What Runners Don’t Tell You…

It’s funny because it’s true.  Although I must admit, I don’t have a black toenail yet.  I do, however, sport two blood blisters and multiple callouses.  Pretty feet are simply not part of being a runner.  I mourned the loss of several hard-earned callouses two weeks ago when I went for what I thought was an innocent pedicure.  No one had warned me otherwise; I felt I deserved a treat for all the hard work I’ve been putting in.  It was dumb.  When I returned from my 16+ mile run the following day, I had enormous and incredibly painful blood blisters that frightened my children and sent them backing out of the room, away from me and my hideous feet, looks of disgust on their precious little faces.  Lesson #1: love your nasty feet.  Do not attempt to beautify them.  Focus instead on your lovely legs.  Lesson #1.5: invest in good socks.  $12.99 may seem pricey at first, but it becomes a hell of a lot cheaper when you’re trying to wedge your sore feet into any shoes other than slippers.

Good socks and better bandaids.  And they always look good in running shoes.

Lesson #2:  If you run any serious distances, you’re gonna have the urge do make a number two.  It is not a pleasant topic nor one to brag about.  (“You won’t believe the BM I had when I finished my run!
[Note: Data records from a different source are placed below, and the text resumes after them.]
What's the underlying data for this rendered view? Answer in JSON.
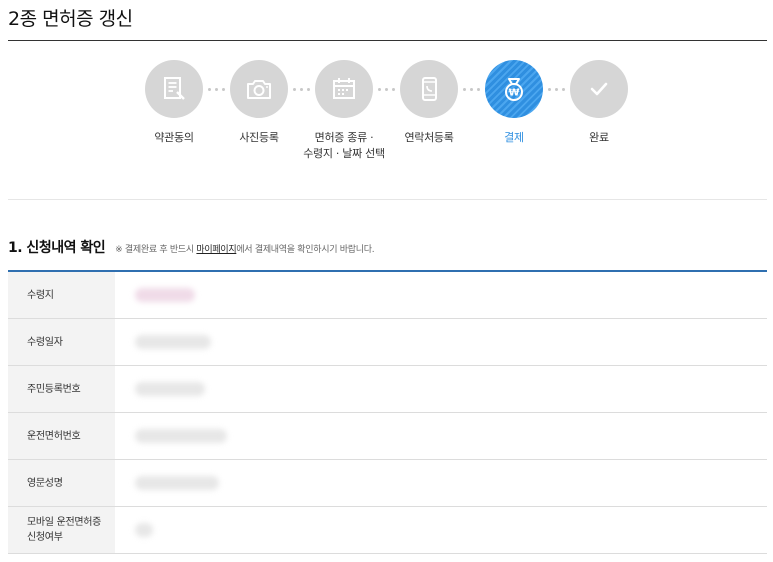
{
  "page": {
    "title": "2종 면허증 갱신"
  },
  "steps": [
    {
      "id": "terms",
      "label_line1": "약관동의",
      "label_line2": "",
      "icon": "document-icon",
      "active": false
    },
    {
      "id": "photo",
      "label_line1": "사진등록",
      "label_line2": "",
      "icon": "camera-icon",
      "active": false
    },
    {
      "id": "license",
      "label_line1": "면허증 종류 ·",
      "label_line2": "수령지 · 날짜 선택",
      "icon": "calendar-icon",
      "active": false
    },
    {
      "id": "contact",
      "label_line1": "연락처등록",
      "label_line2": "",
      "icon": "phone-icon",
      "active": false
    },
    {
      "id": "payment",
      "label_line1": "결제",
      "label_line2": "",
      "icon": "money-bag-icon",
      "active": true
    },
    {
      "id": "complete",
      "label_line1": "완료",
      "label_line2": "",
      "icon": "check-icon",
      "active": false
    }
  ],
  "section1": {
    "title": "1. 신청내역 확인",
    "note_prefix": "※ 결제완료 후 반드시 ",
    "note_link": "마이페이지",
    "note_suffix": "에서 결제내역을 확인하시기 바랍니다."
  },
  "table": {
    "rows": [
      {
        "label": "수령지",
        "value": ""
      },
      {
        "label": "수령일자",
        "value": ""
      },
      {
        "label": "주민등록번호",
        "value": ""
      },
      {
        "label": "운전면허번호",
        "value": ""
      },
      {
        "label": "영문성명",
        "value": ""
      },
      {
        "label_line1": "모바일 운전면허증",
        "label_line2": "신청여부",
        "value": ""
      }
    ]
  },
  "colors": {
    "accent": "#2f8fe0",
    "step_inactive": "#d6d6d6",
    "table_top_border": "#2f6fb0"
  }
}
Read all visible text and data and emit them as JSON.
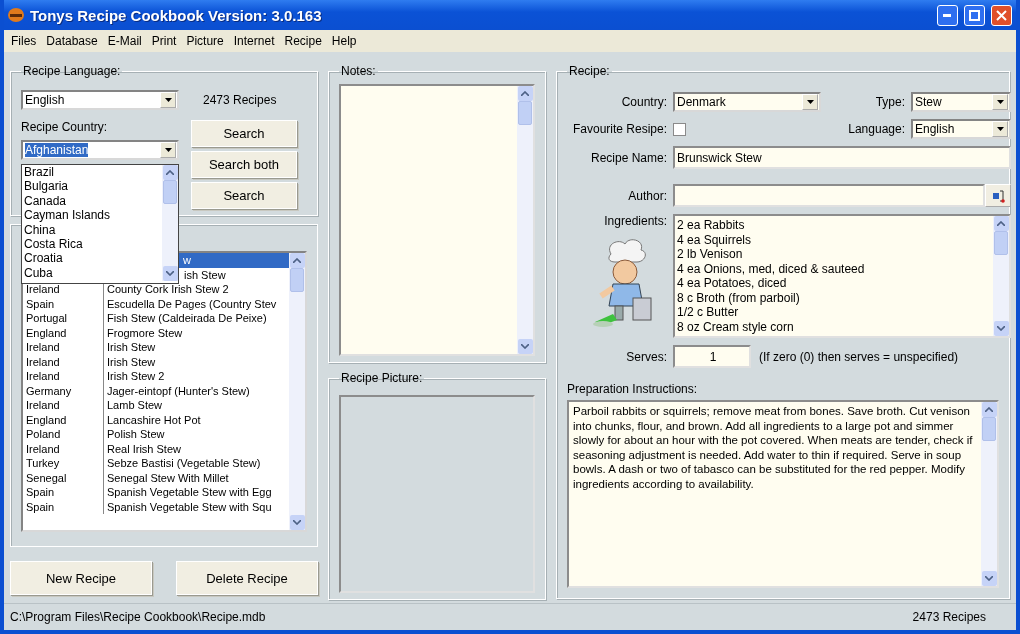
{
  "window": {
    "title": "Tonys Recipe Cookbook Version: 3.0.163"
  },
  "menu": [
    "Files",
    "Database",
    "E-Mail",
    "Print",
    "Picture",
    "Internet",
    "Recipe",
    "Help"
  ],
  "search_panel": {
    "language_label": "Recipe Language:",
    "language": "English",
    "recipe_count": "2473 Recipes",
    "country_label": "Recipe Country:",
    "country": "Afghanistan",
    "country_options": [
      "Brazil",
      "Bulgaria",
      "Canada",
      "Cayman Islands",
      "China",
      "Costa Rica",
      "Croatia",
      "Cuba"
    ],
    "buttons": [
      "Search",
      "Search both",
      "Search"
    ]
  },
  "recipes": [
    {
      "name": "w",
      "selected": true
    },
    {
      "name": "ish Stew",
      "selected": false
    },
    {
      "country": "Ireland",
      "name": "County Cork Irish Stew 2",
      "selected": false
    },
    {
      "country": "Spain",
      "name": "Escudella De Pages (Country Stev",
      "selected": false
    },
    {
      "country": "Portugal",
      "name": "Fish Stew (Caldeirada De Peixe)",
      "selected": false
    },
    {
      "country": "England",
      "name": "Frogmore Stew",
      "selected": false
    },
    {
      "country": "Ireland",
      "name": "Irish Stew",
      "selected": false
    },
    {
      "country": "Ireland",
      "name": "Irish Stew",
      "selected": false
    },
    {
      "country": "Ireland",
      "name": "Irish Stew 2",
      "selected": false
    },
    {
      "country": "Germany",
      "name": "Jager-eintopf (Hunter's Stew)",
      "selected": false
    },
    {
      "country": "Ireland",
      "name": "Lamb Stew",
      "selected": false
    },
    {
      "country": "England",
      "name": "Lancashire Hot Pot",
      "selected": false
    },
    {
      "country": "Poland",
      "name": "Polish Stew",
      "selected": false
    },
    {
      "country": "Ireland",
      "name": "Real Irish Stew",
      "selected": false
    },
    {
      "country": "Turkey",
      "name": "Sebze Bastisi (Vegetable Stew)",
      "selected": false
    },
    {
      "country": "Senegal",
      "name": "Senegal Stew With Millet",
      "selected": false
    },
    {
      "country": "Spain",
      "name": "Spanish Vegetable Stew with Egg",
      "selected": false
    },
    {
      "country": "Spain",
      "name": "Spanish Vegetable Stew with Squ",
      "selected": false
    }
  ],
  "actions": [
    "New Recipe",
    "Delete Recipe"
  ],
  "notes": {
    "label": "Notes:"
  },
  "picture": {
    "label": "Recipe Picture:"
  },
  "recipe": {
    "label": "Recipe:",
    "country": {
      "label": "Country:",
      "value": "Denmark"
    },
    "type": {
      "label": "Type:",
      "value": "Stew"
    },
    "favourite": {
      "label": "Favourite Resipe:",
      "checked": false
    },
    "language": {
      "label": "Language:",
      "value": "English"
    },
    "name": {
      "label": "Recipe Name:",
      "value": "Brunswick Stew"
    },
    "author": {
      "label": "Author:"
    },
    "ingredients": {
      "label": "Ingredients:",
      "lines": [
        "2 ea Rabbits",
        "4 ea Squirrels",
        "2 lb Venison",
        "4 ea Onions, med, diced & sauteed",
        "4 ea Potatoes, diced",
        "8 c Broth (from parboil)",
        "1/2 c Butter",
        "8 oz Cream style corn"
      ]
    },
    "serves": {
      "label": "Serves:",
      "value": "1",
      "hint": "(If zero (0) then serves = unspecified)"
    },
    "instructions": {
      "label": "Preparation Instructions:",
      "text": "Parboil rabbits or squirrels; remove meat from bones. Save broth. Cut venison into chunks, flour, and brown. Add all ingredients to a large pot and simmer slowly for about an hour with the pot covered. When meats are tender, check if seasoning adjustment is needed. Add water to thin if required. Serve in soup bowls. A dash or two of tabasco can be substituted for the red pepper. Modify ingredients according to availability."
    }
  },
  "status_bar": {
    "path": "C:\\Program Files\\Recipe Cookbook\\Recipe.mdb",
    "count": "2473 Recipes"
  }
}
Incredible!”)  I suppose this is why nobody warned me…but I discovered it on my own last summer while training for my half.  And discovered it again while running the half and being forced into portapotties after other runners experiencing the same awful smelling issues.  My suggestion?  No fruits or veggies before a long run, and try to “drop the kids at school” before you leave the house.  That may get you down to just gas.  (Further advice: always try to be first.  Not just to win, but because it places you out of the cropdusting danger zone.)  I sometimes imagine being propelled forward by these “power bursts” and often forget that though I cannot hear them due to my headphones, anyone I happen to pass will jerk their head in my direction.  So now I wait for the lonely backroads before I set myself free.

Lesson #3:  Gu, while effective, tastes like crap and feels like insect guts inching down your throat.  Think back to your first shots, chugging ’em back as quickly as possible and trying desperately not to puke in your mouth.  This is similar.  I gag every time, but I know I need easy fuel on those long runs.  So I stock up on what I deem the most unoffensive flavors and choke it back every 30 to 45 minutes.  My body thanks me nearly instantly upon finishing its initial revolt.

Lesson #4:  Slather yourself in BodyGlide.  I used to think myself quite special because I didn’t chafe.  Turns out I just need to run farther.  Now I’m a chafin’ fool.  So I got my first stick of Body Glide and have become a faithful user, applying wherever my skin touches clothing or other skin or armbands for my ipod.  I estimate I’ll need another stick by the end of next week.  Chafe me once, shame on…my lack of chafing before.  Chafe me twice…Well, it’s not gonna happen twice.  So there.

Lesson #5:  Always have frozen peas on hand.  They are excellent for icing sore knees upon finishing a distance run.  And it’s economical and nutritious, too.  I bet you can’t say that about any other ice packs.

Lesson #6:  Stretch mid-run.  I like to pause each hour and do a quick stretch while gagging on my Gu.  My legs thank me and I feel entirely refreshed when I start back up.  Stretch again for a longer time when you get home.  It’s good for you and it feels delicious, too.  I call it my “poor girl’s massage.”  Plus, it gives me at least an extra ten minutes to excuse myself from tattling children and battles of who can do more and better math problems (no, seriously.  This happens.).

Lesson #7:  Rest before and after extra long runs.  I typically give myself one to two days beforehand and have watched my performance vastly improve.  The day after is also a rest day, but one involving as much non-workout movement as I can fit in.  Catch with the monkeys, a slow stroll, maybe another stretching session.  Just so the knees and muscles and hips and mind don’t get all “We don’t need no stinkin’ workout” on me.  Sometimes you gotta remind those little whiners who’s boss and that one day of hard work does not necessitate any lazing about.

Lesson #8:  If you’re training for a half or a full marathon, you’re gonna have to start blocking out some serious time.  Schedule in advance and be prepared to run in weather that doesn’t involve sunlight or warmth.  Relish in being that batshit crazy person running in snow and rain or chugging along just as the sun wakes up.  Accept that sometimes life will get in the way and shorten your training sessions whether you pitch a fit about it or not (apparently, the universe does not care when I pout and make sarcastic comments).  The best way I’ve found to ensure I get my time in?  Schedule it the way I do anything else.  I will be busy at this time and Hubby must be present at home to prevent bloody battle wounds or playing with matches/running with scissors/etc.  Sometimes that requires asscrack of dawn pockets of time.  Deal with it.  If it’s important, you’ll find a way.  If it’s not, you’ll find an excuse.